それを不安に思ったヴァネッサが俺のもとに走ってきた。

「マスターちゃん!?大丈夫?凄い顔色してるわよ!?」
ヴァネッサは治療をしている俺の体を支えながら、焦り口調で話しかけてきた。

「ハッ...ハァハァ。すまんヴァネッサ、大丈夫だ。少し、いやかなり動揺しただけだ。それより、周りにだれもいなかったか?誰もいないようだったら、このままロビンを連れて宿に戻る。」
ヴァネッサの声で正気が戻った俺は、冷静に話しかけた。

「ええ、でも本当に大丈夫?ロビンはもう大丈夫そうだけど、マスターちゃんは心配になる顔色してるわよ?宿に戻ったらすぐに寝なさい。ロビンの話は明日聞けばいいでしょ?」
もう回復が終わったロビンを抱えながらヴァネッサは優しく話しかけてきた。

「わかった。ヴァネッサはロビンをそのまま抱えて行ってくれ。俺はこの足でって、うおっ」
帰ろうとする俺をヴァネッサはもう片方の腕で軽々持ち上げてきた。

「あら、言ったじゃない。マスターちゃんは体調が悪いんでしょ?だったら、体調が悪いなりに私に甘えなさい。」
俺を抱えるヴァネッサは笑顔でそう話す。

「へいへい。ありがとうな、ヴァネッサ。」
このままあがいてもどうにもならないことは分かったので、ここはヴァネッサの好意に甘えることにした。

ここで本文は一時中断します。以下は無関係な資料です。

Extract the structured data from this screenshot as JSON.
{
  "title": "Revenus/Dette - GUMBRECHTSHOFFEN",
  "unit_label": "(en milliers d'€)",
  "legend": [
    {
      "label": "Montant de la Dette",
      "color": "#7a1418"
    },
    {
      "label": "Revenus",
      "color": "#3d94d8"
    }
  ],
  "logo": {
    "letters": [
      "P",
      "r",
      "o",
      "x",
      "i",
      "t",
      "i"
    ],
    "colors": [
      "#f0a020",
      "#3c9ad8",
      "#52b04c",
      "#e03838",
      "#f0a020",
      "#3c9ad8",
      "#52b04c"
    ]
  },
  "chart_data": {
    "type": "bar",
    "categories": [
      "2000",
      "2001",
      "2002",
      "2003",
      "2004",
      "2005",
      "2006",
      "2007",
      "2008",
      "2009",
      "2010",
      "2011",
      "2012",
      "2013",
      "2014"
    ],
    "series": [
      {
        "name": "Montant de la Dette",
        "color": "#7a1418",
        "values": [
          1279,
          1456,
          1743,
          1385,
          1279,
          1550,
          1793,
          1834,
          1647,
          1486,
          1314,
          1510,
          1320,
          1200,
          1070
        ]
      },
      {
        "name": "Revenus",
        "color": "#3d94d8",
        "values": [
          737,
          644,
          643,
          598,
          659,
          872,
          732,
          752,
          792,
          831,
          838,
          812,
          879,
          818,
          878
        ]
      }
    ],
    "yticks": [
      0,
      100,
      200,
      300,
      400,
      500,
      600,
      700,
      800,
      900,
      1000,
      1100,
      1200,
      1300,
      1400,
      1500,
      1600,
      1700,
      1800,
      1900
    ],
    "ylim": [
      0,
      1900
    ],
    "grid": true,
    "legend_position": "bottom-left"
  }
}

「それじゃ、舌を噛まないようにね。なぜって?私のスピードは人二人抱えてる程度じゃ落ちやしないからよ。」
自信満々に笑いながら、ヴァネッサは宙を舞う。ロビンのもとに駆け付けた時よりも早く、宿の方へ走っていった。ちなみにヴァネッサが走る際に展開してくれた風の魔法障壁のおかげで、俺たちは何の影響もなく宿にたどり着いた。


――そして、次の日の朝。俺はロビンに何があったのか。そしてクリストフの裏切りともとれる行動について、問いただした。

「それで、あいつの裏切りについて、ロビン。お前の意見が聞きたい。ぶっちゃけ、実際に見たお前の意見が一番わかりやすいからな。」
俺は目の前に座る、ロビンにそう聞いた。そして、それを聞いたロビンは口に手を当て、悩ましげな表情で話し出した。

「せやなぁ。俺が思うに、あれはクリストフだが、クリストフじゃないっていうのが正しい。」

「そう思った理由は?」

「あいつはマスタァを殺そうと思えば、地下下水道であったときに会ったときにマスタァを殺せたはずやのに、それをしなかった。それに、俺が会うたあいつはマスタァと会ったときと魔力の質が全然違うたんや。あれは天使とかそういうんの類の魔力や。断じて人間が出してええ魔力やない。」

「そうか。お前がそう言うなら、俺は信じよう。まぁ実際に見て、実際に戦ったのはお前だからな。そのお前が言うんだ、間違いないだろ。」

「そりゃよかったわ。それで、どうするつもりや?このままじゃ作戦は進まんのちゃうか?」
その発言に俺は頭を抱え、考える。
クリストフの裏切り。これは明らかに予想外の出来事だ。けど、この程度で作戦を中止にしてやるほど俺は素直じゃねぇ。裏切られたのもひっくるめて作戦を成功させる。このままそっちの思い通りになんかさせねぇ。
でもどうする?俺の目的でもある、転移者全員の保護。これの達成のための場所はそろった。あとは連れてくるだけだ。けどなー、転移者全員を連れてくるってのは簡単じゃねぇよなぁ...
いや、待てよ。ロビンの聞いた通りなら、次の戦争で転移者が引っ張り出される。そこで、回収できるんじゃないか?まぁ、一応可能性として、非戦闘スキル持ちの転移者組が出てこないってのはあるけど、それはどうにでもなる。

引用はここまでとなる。